Our society is so politically correct these days. But what if our insistence on using “positive” words actually detracts from the truth? What are we covering when we insist that our families are blended, instead of broken?
For me, I’d much rather err on the side of reality, even if that means being “negative.” This way truth prevails, and we can address the real problems and how it really feels instead of dressing it up with a pretty label.
And right now, our family is more broken than blended:
- We have kids with more than a decade age gap. Having such a wide divide between kids often pulls our family in two different directions. This means having to split up in order to do certain things, which often highlights that we are two different families mixed into one.
- We can’t all be together on holidays. We have to share my stepdaughter with her mother. We gladly do it (and sometimes it’s a nice break), but it’s hard to avoid the feeling that someone is missing from our family when she is not there. Especially so for her father.
- My husband and I have different ideas about how to parent his daughter. This is a huge source of friction. Our parenting styles are different with our own children as well, but there is an added layer of tension when it comes to my ideas about how to parent his child.
- It’s a scheduling nightmare. In some ways, it might be easier if her mom lived down the street. Coordinating schedules is very difficult, and we often have to sacrifice our own plans to accommodate her mother’s needs. Pickup and drop-off schedules often feel like a patchwork quilt.
- We have competing styles and belief systems. Taking on a child who has been primarily raised in a different family is quite difficult. While there is no “right” way to do things, there are so many differences in style. For us, there has been a ton of retraining required in order to get on a more similar page.
- There’s unwanted influence. When you are forced to be connected with someone whose ideas you don’t really approve of, it feels as though someone is contaminating your castle. Those ideas come though directly from that person, or seep in through their influence over their child, and ultimately get brought into your house, affecting you and your children.

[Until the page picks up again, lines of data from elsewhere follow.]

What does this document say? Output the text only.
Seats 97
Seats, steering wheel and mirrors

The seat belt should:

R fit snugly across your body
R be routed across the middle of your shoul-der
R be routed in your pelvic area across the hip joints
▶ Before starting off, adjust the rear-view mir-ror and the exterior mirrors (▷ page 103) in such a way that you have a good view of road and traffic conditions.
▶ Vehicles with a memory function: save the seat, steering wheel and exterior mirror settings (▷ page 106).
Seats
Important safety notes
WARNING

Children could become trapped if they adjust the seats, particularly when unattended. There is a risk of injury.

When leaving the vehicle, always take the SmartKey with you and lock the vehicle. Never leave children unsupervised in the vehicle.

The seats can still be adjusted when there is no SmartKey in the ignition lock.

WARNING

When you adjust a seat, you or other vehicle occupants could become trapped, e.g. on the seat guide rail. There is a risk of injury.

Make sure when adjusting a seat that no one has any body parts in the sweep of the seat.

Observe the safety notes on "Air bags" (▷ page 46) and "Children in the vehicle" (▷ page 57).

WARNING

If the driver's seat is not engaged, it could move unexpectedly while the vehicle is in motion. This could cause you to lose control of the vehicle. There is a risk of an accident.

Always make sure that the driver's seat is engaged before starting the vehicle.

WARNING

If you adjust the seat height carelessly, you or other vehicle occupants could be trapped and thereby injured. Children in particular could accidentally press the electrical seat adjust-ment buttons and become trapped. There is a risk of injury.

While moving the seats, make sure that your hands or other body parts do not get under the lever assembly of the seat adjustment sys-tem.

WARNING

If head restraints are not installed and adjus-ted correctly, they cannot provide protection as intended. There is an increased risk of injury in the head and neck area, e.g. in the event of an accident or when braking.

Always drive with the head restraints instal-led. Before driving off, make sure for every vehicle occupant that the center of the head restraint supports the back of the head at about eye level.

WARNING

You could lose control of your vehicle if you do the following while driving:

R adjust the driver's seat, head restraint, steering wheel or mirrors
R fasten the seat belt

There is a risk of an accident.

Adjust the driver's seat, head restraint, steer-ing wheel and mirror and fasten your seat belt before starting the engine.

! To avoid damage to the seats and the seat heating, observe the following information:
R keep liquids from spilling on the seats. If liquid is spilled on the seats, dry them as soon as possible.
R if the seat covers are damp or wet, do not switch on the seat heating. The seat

- We have to get used to each other’s personalities. The dynamic in a house changes with each child, but that is a natural progression. Adding in a new “grown” child means going through an acceptance process of each person’s personality. I’ve had to get used to her and she’s had to get used to me.
- You don’t have the same opportunity to grow up with your child. When you have a child only intermittently, you don’t get the opportunity to work through each phase in real time. Being handed a teenage child, even your own, takes an adjustment for everyone involved.

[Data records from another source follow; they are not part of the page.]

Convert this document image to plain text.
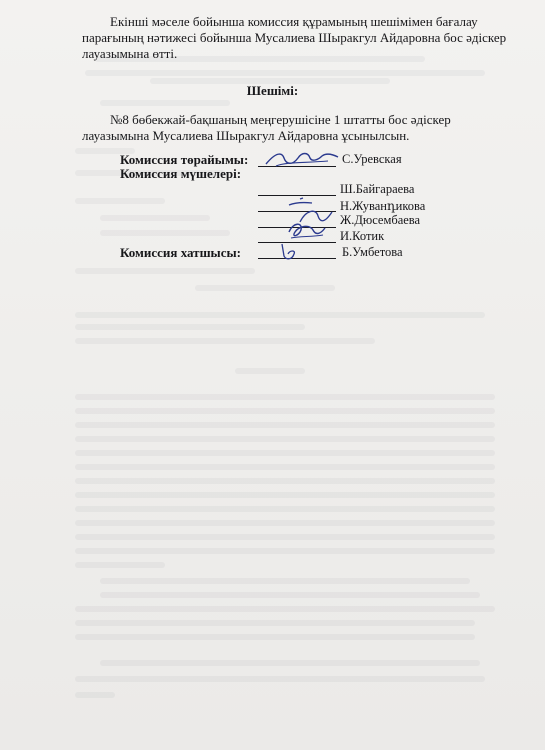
Екінші мәселе бойынша комиссия құрамының шешімімен бағалау парағының нәтижесі бойынша Мусалиева Шыракгул Айдаровна бос әдіскер лауазымына өтті.
Шешімі:
№8 бөбекжай-бақшаның меңгерушісіне 1 штатты бос әдіскер лауазымына Мусалиева Шыракгул Айдаровна ұсынылсын.
Комиссия төрайымы:	С.Уревская
Комиссия мүшелері:
Ш.Байгараева
Н.Жуванդикова
Ж.Дюсембаева
И.Котик
Комиссия хатшысы:	Б.Умбетова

- It confuses the little ones. While the two-year-old hasn’t really figured it out yet, his sister at almost 4 is confused about why her older sister has a different mother and different grandparents. She wonders why her big sister is not around when she’s gone.

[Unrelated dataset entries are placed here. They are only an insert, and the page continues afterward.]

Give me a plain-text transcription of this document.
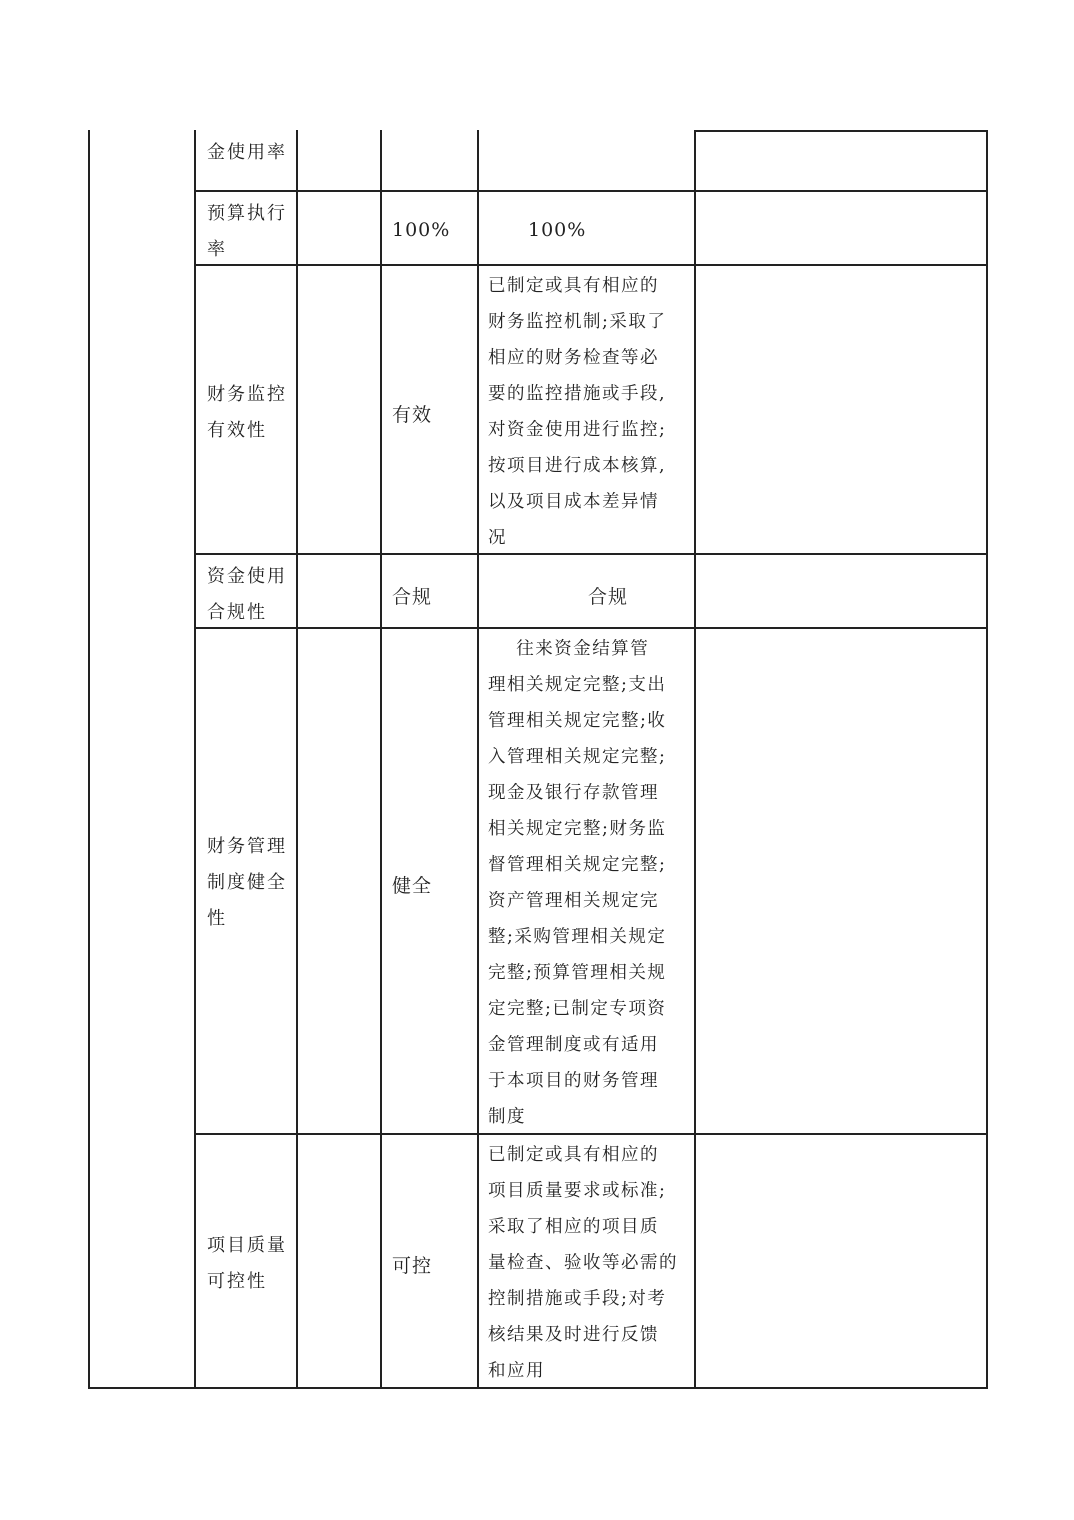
金使用率
预算执行
率
100%	100%
财务监控
有效性
有效
已制定或具有相应的
财务监控机制;采取了
相应的财务检查等必
要的监控措施或手段,
对资金使用进行监控;
按项目进行成本核算,
以及项目成本差异情
况
资金使用
合规性
合规	合规
财务管理
制度健全
性
健全
往来资金结算管
理相关规定完整;支出
管理相关规定完整;收
入管理相关规定完整;
现金及银行存款管理
相关规定完整;财务监
督管理相关规定完整;
资产管理相关规定完
整;采购管理相关规定
完整;预算管理相关规
定完整;已制定专项资
金管理制度或有适用
于本项目的财务管理
制度
项目质量
可控性
可控
已制定或具有相应的
项目质量要求或标准;
采取了相应的项目质
量检查、验收等必需的
控制措施或手段;对考
核结果及时进行反馈
和应用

- We are “married” to another person that we sometimes don’t really like. We are polite and respectful because that keeps the relationship workable on the surface. But the truth is that we are forced to endure the consequences of her mother’s actions whether we like it or not.
I am not ashamed of our “broken” family. This is our life. Our choices have led us here, and we work every day to improve our relationships. We came into this with our eyes wide open. But denying the downside, the truth, would only cause to break us further apart. It is in accepting these struggles and working through each one, that strengthens our bonds and commitment to our family.